Milagres e celeridade - Criado há 204 anos, o Supremo Tribunal Federal é visto pelo ex-ministro Carlos Velloso como uma casa com costumes já definidos. Por isso, nem a força de vontade ou o estilo duro de Barbosa seriam suficientes para causar uma grande transformação. “Não será uma gestão tão diferente porque os costumes e os modos de tratamento foram consolidados ao longo desses anos. Nem os milagreiros acreditam em milagre. A esperança é apenas que as coisas melhorem”, pondera.

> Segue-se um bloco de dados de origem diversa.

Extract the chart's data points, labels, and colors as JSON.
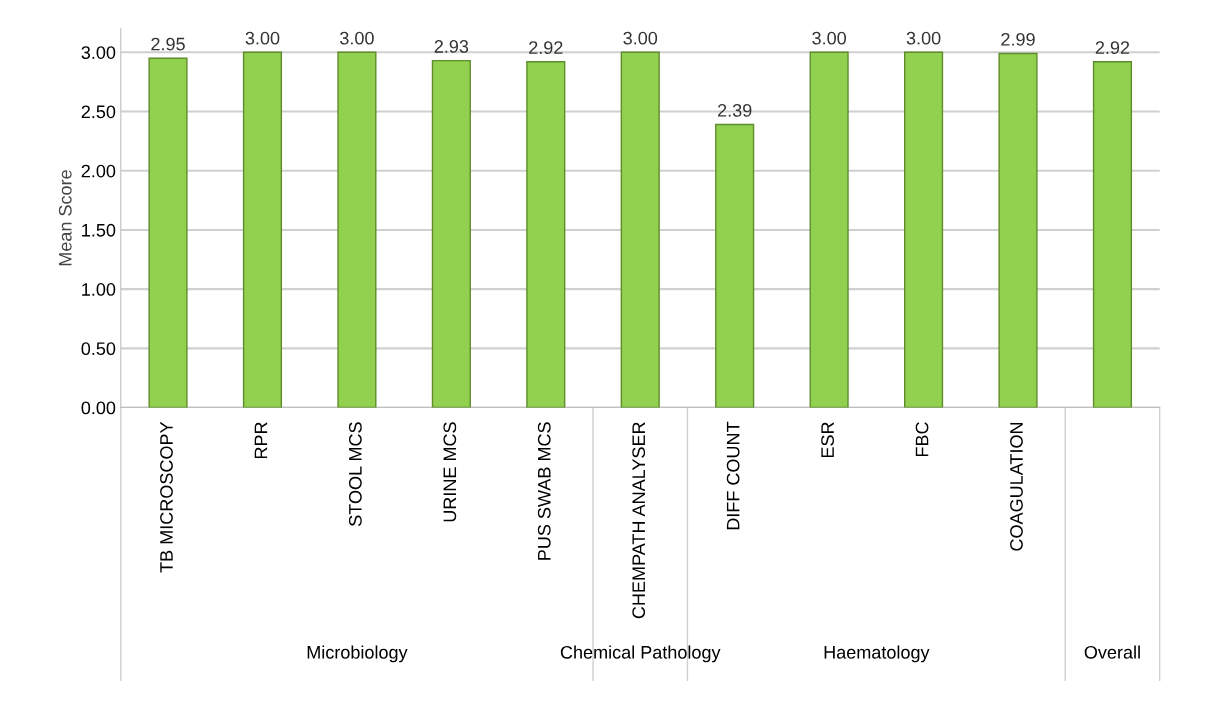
{
  "chart_data": {
    "type": "bar",
    "ylabel": "Mean Score",
    "categories": [
      "TB MICROSCOPY",
      "RPR",
      "STOOL MCS",
      "URINE MCS",
      "PUS SWAB MCS",
      "CHEMPATH ANALYSER",
      "DIFF COUNT",
      "ESR",
      "FBC",
      "COAGULATION",
      null
    ],
    "values": [
      2.95,
      3.0,
      3.0,
      2.93,
      2.92,
      3.0,
      2.39,
      3.0,
      3.0,
      2.99,
      2.92
    ],
    "value_labels": [
      "2.95",
      "3.00",
      "3.00",
      "2.93",
      "2.92",
      "3.00",
      "2.39",
      "3.00",
      "3.00",
      "2.99",
      "2.92"
    ],
    "color": "#92d050",
    "ylim": [
      0,
      3.2
    ],
    "yticks": [
      {
        "value": 0,
        "label": "0.00"
      },
      {
        "value": 0.5,
        "label": "0.50"
      },
      {
        "value": 1,
        "label": "1.00"
      },
      {
        "value": 1.5,
        "label": "1.50"
      },
      {
        "value": 2,
        "label": "2.00"
      },
      {
        "value": 2.5,
        "label": "2.50"
      },
      {
        "value": 3,
        "label": "3.00"
      }
    ],
    "grid": "y",
    "annotations": [
      "Microbiology",
      "Chemical Pathology",
      "Haematology",
      "Overall"
    ]
  }
}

Apesar de o comportamento de Barbosa ser uma incógnita, embora reservadamente ele próprio já tenha começado a conversar com os demais ministros, o que se aposta é na agilidade do presidente na resolução dos processos. Na opinião de Carlos Velloso, o maior problema atual da Suprema Corte está justamente na demora do julgamento dos processos, além da quantidade de recursos que chegam ao tribunal. O presidente terá ainda de saber lidar com a pressão por aumento de salário dos magistrados e mediar as discussões sobre a quem cabe aplicar a cassação dos mandatos dos réus do mensalão, se ao STF ou à Câmara dos Deputados, Casa de origem dos mensaleiros condenados.

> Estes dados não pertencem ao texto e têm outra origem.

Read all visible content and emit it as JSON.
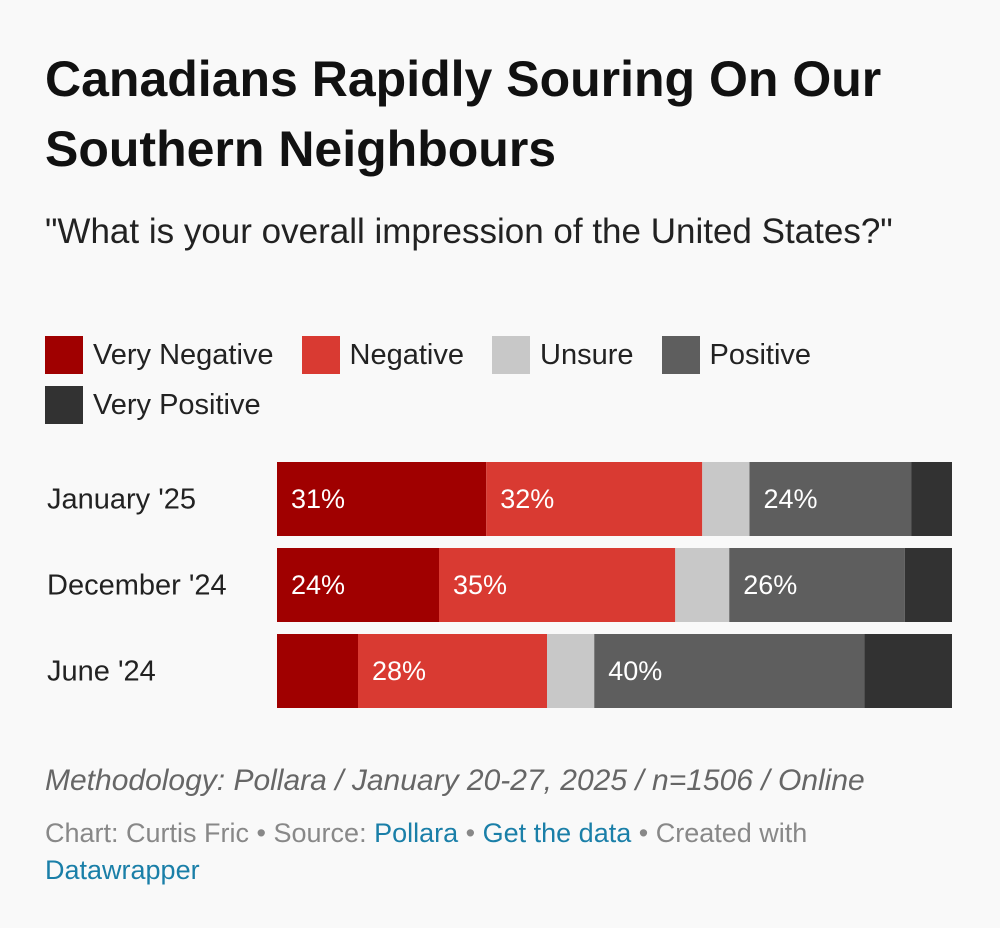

CNJ - Se o Supremo exige um presidente com tratamento igualitário entre o colegiado, à frente do Conselho Nacional de Justiça, onde também assumirá a chefia, espera-se que Barbosa dê continuidade aos processos contra magistrados corruptos e atue para coibir a atuação de filhos de juízes como advogados em tribunais. “Tudo indica que o combate à corrupção entre magistrados será um dos focos e que ele será bastante rigoroso. O presidente do Supremo tem poder de interferência e prerrogativa maiores. Dando o tom à pauta do CNJ, imagino que vá ter maior rigor em relação a desvios e disciplinares”, acredita o advogado criminal Pierpaolo Bottini.
Social - Com a função de elaborar a agenda de julgamentos no plenário do tribunal, a trajetória de Joaquim Barbosa pode indicar quais pautas terão prioridade em sua gestão. Na opinião do advogado Luís Roberto Barroso, temas mais delicados e de cunho social, como a proteção dos direitos dos índios e as pesquisas em células tronco, devem ganhar maior destaque nos julgamentos do tribunal.